Real sustainability requires:
- Comprehensive compliance from day one
- Ongoing vigilance through reviews and training
- Specialised solutions such as PVSTOP’s de-energisation technology
- Industry accountability across installers, owners, and regulators
What You Must Do Now
If you have solar panels – or are considering installation:
Immediate actions:
- Conduct a compliance audit.
- Notify your insurer.
- Update your emergency plan.
- Assess your risk level.
- Review your training.
Ongoing obligations:
- Regular safety reviews
- Documented procedures
- Updated regulations
- Tested response capabilities
- Availability of specialised equipment
The Bottom Line
Solar panels on your roof create obligations most owners never anticipated. Ignorance isn’t a defence. “My installer said it was fine” isn’t a defence. “I didn’t know” isn’t a defence.
When incidents occur, investigators examine compliance and duty of care.

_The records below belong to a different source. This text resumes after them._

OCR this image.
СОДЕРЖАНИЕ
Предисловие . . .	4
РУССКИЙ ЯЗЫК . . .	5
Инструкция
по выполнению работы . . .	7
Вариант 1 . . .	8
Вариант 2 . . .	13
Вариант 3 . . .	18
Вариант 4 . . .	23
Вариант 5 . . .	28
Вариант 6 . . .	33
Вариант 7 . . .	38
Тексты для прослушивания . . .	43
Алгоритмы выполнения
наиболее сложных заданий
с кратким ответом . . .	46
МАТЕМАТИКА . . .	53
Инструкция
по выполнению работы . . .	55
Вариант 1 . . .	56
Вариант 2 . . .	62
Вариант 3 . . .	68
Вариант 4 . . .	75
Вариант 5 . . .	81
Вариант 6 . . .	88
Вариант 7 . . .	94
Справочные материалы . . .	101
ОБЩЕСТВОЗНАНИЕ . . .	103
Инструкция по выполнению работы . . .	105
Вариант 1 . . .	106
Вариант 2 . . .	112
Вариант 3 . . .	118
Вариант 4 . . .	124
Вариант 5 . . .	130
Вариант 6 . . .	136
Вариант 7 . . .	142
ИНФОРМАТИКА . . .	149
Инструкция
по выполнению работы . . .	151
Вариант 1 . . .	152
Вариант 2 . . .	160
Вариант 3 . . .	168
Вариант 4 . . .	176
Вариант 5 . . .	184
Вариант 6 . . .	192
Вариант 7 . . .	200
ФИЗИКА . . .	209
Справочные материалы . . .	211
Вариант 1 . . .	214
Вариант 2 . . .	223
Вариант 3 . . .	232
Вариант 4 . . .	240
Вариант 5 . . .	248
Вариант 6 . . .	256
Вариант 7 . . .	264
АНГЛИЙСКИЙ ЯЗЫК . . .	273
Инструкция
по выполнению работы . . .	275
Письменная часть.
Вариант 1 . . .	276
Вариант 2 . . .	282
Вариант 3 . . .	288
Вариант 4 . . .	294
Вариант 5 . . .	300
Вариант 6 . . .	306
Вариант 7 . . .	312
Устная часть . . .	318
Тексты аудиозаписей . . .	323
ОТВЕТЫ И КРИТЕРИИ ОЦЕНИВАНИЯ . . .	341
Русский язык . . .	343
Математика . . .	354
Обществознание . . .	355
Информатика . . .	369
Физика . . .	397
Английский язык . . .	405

The choice is yours: address these compliance gaps now or face the consequences later.
Because it’s not if these issues will matter – it’s when.
About Antonio Molina
Antonio Molina is an Industrial Chemist and Chemical Engineer from the University of Murcia, specialising in safety systems for photovoltaic installations. As Technical and Product Development Director at Extinction Against Fire and Safety SL, he focuses on innovative technologies that improve fire protection – including PVSTOP’s photovoltaic fire safety systems.